What banking tools are available for young people?

Some of the banking tools and features offered for youth accounts you may find useful include:

  • the ability to immediately lock a debit card if your child should lose their card
  • the ability to customise a debit card by colour or photograph (for a set fee, often $10)
  • the ability for parents to set limits, such as limit the number of withdrawals per day, or withdrawal dollar amount per week
  • multiple platform compatibility so your child can check their account balance online, on their phone or on their smart watch
  • compatibility with digital wallets (such as Google Pay, Apple Pay and Samsung Pay)
  • ‘sweeping’, where funds are automatically transferred or ‘swept’ from a transaction account to a savings account when a certain limit is reached, allowing your child to automate their savings
  • the ability to set savings goals (such as $10 or $50 a month) and to be rewarded with a higher interest rate when those goals are reached
  • the ability to write task lists and allocate pocket money to tasks so a child can watch their money grow as they complete jobs

Here’s more of your frequently asked questions about youth bank accounts

Do youth bank accounts offer a higher interest rate than standard adult bank accounts?

Yes – you’ll probably find that a youth savings account will offer a much higher bonus interest rate to encourage young people to save money.  This may even be 1% to 3% p.a. higher than the equivalent adult account, so it’s well worth taking advantage of these benefits whilst your child is still young enough to qualify for bonus interest.  It’s important to start the comparison process for accounts with Savvy.

What is the legal age at which a child can have their own bank account?

From the age of 12, a child in Australia is permitted to have a bank account in their sole name, although they will require a parent to accompany them to open the account.  Once they reach 14, they’re able to open an account on their own without a parent or guardian present.  Similar principles apply for having a debit card.  Some banks will issue debit cards to a child as young as 10 if they are accompanied by their parents, but from age 14, a child is permitted to have a card with no parental involvement.

If my child’s bank account earns interest, do I have to declare it as income on my tax return?

According to the Australian Taxation Office, this will depend on whether the joint account you hold with your child belongs to them or you.  This comes down to the intent of the account, who deposits the funds and who decides what they’re spent on.  These rules are in place to prevent people from avoiding paying tax by holding their own money in the name of their child.  If the child is aged under 16 and their joint account earns less than $120 per year in interest, no tax is payable.   If interest earned is more than this in one year, you may have to supply the ATO with a tax file number for your child and their date of birth.

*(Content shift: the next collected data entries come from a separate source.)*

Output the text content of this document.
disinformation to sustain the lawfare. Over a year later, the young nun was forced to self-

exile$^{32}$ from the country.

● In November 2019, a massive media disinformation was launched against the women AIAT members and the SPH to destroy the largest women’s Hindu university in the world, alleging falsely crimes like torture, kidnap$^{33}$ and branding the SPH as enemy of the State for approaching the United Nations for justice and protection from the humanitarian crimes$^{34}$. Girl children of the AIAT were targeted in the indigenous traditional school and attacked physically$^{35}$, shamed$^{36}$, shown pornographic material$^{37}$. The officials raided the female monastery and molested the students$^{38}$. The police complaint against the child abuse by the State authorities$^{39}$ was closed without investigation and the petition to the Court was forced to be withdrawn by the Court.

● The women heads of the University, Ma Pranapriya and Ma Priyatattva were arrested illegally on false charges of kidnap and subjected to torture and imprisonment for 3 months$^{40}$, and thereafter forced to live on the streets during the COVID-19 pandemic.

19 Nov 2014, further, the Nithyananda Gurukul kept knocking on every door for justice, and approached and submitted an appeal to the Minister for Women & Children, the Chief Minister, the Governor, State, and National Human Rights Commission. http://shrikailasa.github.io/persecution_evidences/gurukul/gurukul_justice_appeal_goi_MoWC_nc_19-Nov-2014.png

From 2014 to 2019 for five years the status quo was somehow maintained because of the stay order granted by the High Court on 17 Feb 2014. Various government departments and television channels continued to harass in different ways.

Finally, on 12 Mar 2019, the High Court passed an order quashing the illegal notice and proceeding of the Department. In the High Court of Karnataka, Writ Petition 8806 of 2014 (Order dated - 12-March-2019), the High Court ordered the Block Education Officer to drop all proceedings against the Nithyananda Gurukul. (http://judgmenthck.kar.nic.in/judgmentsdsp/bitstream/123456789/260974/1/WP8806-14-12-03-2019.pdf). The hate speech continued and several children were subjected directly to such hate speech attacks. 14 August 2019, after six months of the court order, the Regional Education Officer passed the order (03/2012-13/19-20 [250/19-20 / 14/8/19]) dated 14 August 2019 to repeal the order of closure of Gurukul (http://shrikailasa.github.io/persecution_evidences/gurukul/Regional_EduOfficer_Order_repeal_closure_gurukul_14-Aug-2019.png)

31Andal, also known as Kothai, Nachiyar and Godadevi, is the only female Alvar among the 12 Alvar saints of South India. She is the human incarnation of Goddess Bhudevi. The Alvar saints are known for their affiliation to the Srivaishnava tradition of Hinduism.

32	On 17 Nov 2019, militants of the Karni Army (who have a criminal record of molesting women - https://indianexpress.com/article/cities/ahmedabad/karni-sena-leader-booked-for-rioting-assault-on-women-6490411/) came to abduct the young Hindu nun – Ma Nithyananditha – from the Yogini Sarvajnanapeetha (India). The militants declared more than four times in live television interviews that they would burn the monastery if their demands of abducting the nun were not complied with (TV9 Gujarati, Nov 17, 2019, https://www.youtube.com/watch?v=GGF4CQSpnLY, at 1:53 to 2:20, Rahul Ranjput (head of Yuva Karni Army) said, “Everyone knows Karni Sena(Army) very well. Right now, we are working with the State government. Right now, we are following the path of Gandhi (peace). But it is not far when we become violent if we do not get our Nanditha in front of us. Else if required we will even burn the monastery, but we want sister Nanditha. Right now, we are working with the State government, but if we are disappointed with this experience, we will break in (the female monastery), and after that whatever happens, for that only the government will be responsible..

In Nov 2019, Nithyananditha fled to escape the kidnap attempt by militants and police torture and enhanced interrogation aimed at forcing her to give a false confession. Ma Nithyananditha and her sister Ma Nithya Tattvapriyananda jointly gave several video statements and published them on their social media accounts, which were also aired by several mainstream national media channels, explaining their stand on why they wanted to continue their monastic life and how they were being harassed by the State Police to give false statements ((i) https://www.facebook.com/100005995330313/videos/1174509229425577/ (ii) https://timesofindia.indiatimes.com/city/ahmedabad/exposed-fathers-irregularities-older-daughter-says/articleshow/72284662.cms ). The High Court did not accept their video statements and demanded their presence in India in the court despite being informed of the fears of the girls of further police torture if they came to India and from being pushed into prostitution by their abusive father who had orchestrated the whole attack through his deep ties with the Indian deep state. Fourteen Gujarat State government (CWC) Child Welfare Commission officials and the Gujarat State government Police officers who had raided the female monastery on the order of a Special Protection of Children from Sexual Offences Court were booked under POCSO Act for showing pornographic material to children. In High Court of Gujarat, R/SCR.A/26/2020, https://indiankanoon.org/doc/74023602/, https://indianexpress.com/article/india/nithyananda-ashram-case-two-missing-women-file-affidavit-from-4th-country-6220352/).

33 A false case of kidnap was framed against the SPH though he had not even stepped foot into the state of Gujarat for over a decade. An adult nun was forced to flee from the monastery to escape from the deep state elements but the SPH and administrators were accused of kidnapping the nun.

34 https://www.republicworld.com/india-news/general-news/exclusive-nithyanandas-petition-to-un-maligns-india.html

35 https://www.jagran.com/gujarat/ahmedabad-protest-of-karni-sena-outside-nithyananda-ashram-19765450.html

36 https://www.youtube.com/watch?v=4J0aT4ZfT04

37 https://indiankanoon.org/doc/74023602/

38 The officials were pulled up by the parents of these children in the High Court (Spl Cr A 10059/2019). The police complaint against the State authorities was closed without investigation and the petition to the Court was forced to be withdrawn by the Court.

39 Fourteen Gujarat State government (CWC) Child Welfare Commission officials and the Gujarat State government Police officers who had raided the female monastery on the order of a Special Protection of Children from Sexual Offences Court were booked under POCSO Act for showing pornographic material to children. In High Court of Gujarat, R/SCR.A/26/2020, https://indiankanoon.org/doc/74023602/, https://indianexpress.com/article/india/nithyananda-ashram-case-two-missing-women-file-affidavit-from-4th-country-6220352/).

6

Is account ‘sweeping’ a good idea?

This depends on whether you and your child want to actively manage their savings or if you prefer to ‘set and forget’.  Having an automatic sweep feature can be useful if you want to build funds in a savings account with very little thought involved.  Simply deposit your child’s pocket money (or birthday present money from relatives) into their transaction account, set the sweep limit and excess funds will automatically be transferred into the child’s savings account.  However, on the other hand, your child may want to actively manage their savings and get enjoyment out of reaching a savings target and transferring money into their savings account themselves.